# CD Player Controls.



## dry (Oct 21, 2002)

OK I have this idea in my head and I have all the parts but I know nothing about audio. Basically what it is is like a remote cd player control thing. I have a b14 and baught the cruise control control box and am mounting it on the oposite side and want to make it work as volume control. Is there a way to do this IE opening up my CD player and tapping into where the control for volume is on that? I'm sure I can figure something out I just want to see if this is posible before I start ripping my steering wheel column and CD player apart.

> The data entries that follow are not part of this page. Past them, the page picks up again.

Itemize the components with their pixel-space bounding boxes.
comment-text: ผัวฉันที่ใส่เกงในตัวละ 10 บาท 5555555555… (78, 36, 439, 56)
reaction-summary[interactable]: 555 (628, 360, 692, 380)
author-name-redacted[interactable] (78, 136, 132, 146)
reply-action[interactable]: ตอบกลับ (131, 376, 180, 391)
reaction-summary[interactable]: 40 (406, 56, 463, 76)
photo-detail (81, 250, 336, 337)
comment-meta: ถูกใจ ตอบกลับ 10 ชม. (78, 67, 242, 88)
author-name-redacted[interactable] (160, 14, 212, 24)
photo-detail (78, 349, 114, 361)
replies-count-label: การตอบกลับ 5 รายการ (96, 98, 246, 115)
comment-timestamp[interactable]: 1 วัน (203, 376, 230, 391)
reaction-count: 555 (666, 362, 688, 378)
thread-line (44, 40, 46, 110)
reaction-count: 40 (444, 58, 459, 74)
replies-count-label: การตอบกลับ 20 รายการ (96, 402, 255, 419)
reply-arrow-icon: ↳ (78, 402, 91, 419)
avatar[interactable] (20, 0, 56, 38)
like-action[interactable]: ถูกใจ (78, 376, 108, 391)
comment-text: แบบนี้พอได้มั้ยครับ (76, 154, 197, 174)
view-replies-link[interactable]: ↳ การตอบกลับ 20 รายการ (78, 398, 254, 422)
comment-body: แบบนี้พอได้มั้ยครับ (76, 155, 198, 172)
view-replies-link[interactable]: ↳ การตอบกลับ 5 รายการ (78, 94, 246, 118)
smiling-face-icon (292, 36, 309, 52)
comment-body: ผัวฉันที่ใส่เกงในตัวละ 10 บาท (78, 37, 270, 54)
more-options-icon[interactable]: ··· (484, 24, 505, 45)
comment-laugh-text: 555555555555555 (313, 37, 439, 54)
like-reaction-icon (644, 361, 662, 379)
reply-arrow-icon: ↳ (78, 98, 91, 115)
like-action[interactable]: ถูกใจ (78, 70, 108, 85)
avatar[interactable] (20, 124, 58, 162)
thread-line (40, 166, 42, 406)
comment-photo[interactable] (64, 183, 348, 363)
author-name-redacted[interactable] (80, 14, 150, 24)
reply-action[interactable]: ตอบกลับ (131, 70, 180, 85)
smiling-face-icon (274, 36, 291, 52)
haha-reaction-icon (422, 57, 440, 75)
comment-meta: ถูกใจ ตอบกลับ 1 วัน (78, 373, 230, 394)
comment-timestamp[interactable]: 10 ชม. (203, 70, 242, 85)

Thanks -James


----------



## STD grabbag (Nov 29, 2002)

i dont really suggest it. when you open the face of the cd player every thing is going surface mount buttons and chips. it will take a very small wire and a skilled person with a soldering iron to get it on. after you do that you cant take the face off anymore because the wires are now connected. you could relocate your face plate. thats a little easier. thats just what i think.


----------



## dry (Oct 21, 2002)

I really wanna give it a shot. I know most of the newer cars now have what I'm looking for. I dont wanna relocate the face plate. I want it to look stock too. I dunno I get these project ideas in my head and I think I can do anything as long as I put my mind to it. I just wanted some ideas or whatever. I'll post a pic tommorow of what I am thinking, if that would help


----------